26th March 2018

The internet and technology have created countless opportunities and advances that few people could have imagined 30 years ago. Email has made it possible for people on opposite sides of the world to communicate in seconds, search engines have enabled people to answer nearly any question imaginable in mere minutes, and smart phones have allowed people to be connected to news, pop culture and the internet wherever they go. With all these advances also comes drawbacks. Cyberattacks, hacking and stealing of personal information have become rampant problems in this digital age. The Australian Government has recently enacted new laws to make data breaches more transparent.

The Notifiable Data Breaches Scheme: What is it?
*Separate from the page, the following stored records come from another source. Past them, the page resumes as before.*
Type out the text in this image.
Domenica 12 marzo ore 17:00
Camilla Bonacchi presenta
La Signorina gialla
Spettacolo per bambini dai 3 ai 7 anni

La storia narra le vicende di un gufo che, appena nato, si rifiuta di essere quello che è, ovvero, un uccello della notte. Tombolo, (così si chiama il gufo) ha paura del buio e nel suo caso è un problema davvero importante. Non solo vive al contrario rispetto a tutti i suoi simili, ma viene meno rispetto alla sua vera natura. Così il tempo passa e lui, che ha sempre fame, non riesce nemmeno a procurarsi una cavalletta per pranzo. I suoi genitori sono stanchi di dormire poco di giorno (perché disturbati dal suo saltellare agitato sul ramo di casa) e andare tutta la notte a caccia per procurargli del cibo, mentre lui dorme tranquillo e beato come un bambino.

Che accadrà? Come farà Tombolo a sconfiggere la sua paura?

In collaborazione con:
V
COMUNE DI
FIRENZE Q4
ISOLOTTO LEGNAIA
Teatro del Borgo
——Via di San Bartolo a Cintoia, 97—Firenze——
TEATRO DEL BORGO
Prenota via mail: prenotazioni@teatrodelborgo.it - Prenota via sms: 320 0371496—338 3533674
The Australian Government summarised the Notifiable Data Breaches Scheme as the following:

The Notifiable Data Breaches (NDB) scheme under Part IIIC of the Privacy Act 1988 (Privacy Act) established requirements for entities in responding to data breaches. Entities have data breach notification obligations when a data breach is likely to result in serious harm to any individuals whose personal information is involved in the breach.
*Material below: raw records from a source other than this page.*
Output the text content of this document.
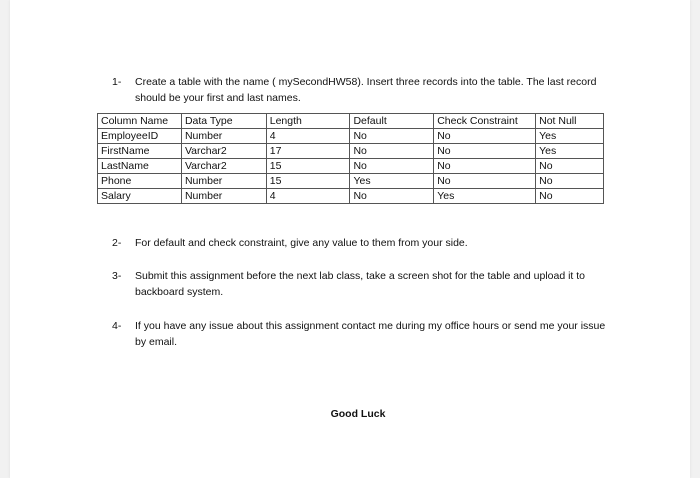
1- Create a table with the name ( mySecondHW58). Insert three records into the table. The last record should be your first and last names.
Column Name	Data Type	Length	Default	Check Constraint	Not Null
EmployeeID	Number	4	No	No	Yes
FirstName	Varchar2	17	No	No	Yes
LastName	Varchar2	15	No	No	No
Phone	Number	15	Yes	No	No
Salary	Number	4	No	Yes	No
2- For default and check constraint, give any value to them from your side.
3- Submit this assignment before the next lab class, take a screen shot for the table and upload it to backboard system.
4- If you have any issue about this assignment contact me during my office hours or send me your issue by email.
Good Luck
The NBD applies to agencies, organisations, health service providers, accountants, credit reporting bodies, and businesses and non-profits with an annual turnover of $3 million or more. If the confidential documents or database of any of these organisations is breached by an unauthorized hacker or person, the organisation must notify the individual whose personal information was accessed without permission. What’s more, the notification must recommend steps the individual should take in regards to the breach and the Australian Information Commissioner must also be notified.
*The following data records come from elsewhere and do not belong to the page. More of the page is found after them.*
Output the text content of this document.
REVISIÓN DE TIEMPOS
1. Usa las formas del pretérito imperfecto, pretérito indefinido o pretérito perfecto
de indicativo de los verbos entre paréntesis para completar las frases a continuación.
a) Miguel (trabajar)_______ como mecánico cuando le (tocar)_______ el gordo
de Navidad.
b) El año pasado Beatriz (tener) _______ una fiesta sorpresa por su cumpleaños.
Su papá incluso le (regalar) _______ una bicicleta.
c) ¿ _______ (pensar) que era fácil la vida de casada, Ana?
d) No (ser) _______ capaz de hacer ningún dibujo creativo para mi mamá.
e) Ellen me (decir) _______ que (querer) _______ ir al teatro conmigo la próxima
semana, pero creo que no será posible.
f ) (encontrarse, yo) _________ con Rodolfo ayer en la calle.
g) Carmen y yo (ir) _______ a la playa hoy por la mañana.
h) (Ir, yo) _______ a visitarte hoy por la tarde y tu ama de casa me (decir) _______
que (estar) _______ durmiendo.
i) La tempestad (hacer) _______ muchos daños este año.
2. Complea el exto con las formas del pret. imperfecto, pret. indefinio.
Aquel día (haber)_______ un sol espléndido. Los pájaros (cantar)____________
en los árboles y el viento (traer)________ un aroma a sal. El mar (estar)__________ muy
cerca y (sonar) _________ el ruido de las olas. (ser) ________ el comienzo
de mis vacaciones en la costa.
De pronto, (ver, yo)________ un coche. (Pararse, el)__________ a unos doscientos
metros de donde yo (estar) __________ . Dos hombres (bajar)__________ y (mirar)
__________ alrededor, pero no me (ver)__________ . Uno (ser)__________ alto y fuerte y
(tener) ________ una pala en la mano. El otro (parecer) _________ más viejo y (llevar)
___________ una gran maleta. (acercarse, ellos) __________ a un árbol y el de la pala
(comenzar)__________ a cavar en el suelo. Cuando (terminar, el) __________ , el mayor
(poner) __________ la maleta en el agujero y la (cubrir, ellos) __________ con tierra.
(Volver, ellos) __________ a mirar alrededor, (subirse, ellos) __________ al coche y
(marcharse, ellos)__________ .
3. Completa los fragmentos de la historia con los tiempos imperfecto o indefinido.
It is worth noting that the Australian government points out that the notification should take place only if the breach could cause serious harm. The government therefore recommends organisations and agencies to be prepared to quickly assess the degree of harm that is likely to result from the breach.

How does this affect accountants?

Accountants store a large amount of their clients’ personal information. If a potentially harmful breach of that information occurs, the accountant will be obligated to notify all the individuals whose information was stolen. This can result in a number of negative consequences for the accountant. Not only could such a breach embarrass an accountant and damage his or her reputation, but rectifying the situation could also be costly and time consuming. A breach could occur by accidently mailing a tax return to the wrong email recipient or a hack to an accountant’s local server. Failing to meet NBD obligations can result in an $1.8 million fine.

To prevent a breach, it is recommended to offer security awareness training to all employees, perform regular security scans against every system in an organisation’s network, and keep all security software up to date.

If an organisation’s confidential files are accessed without authorisation, a statement about the breach can be lodged to the Commissioner via this Notifiable Data Breach Form.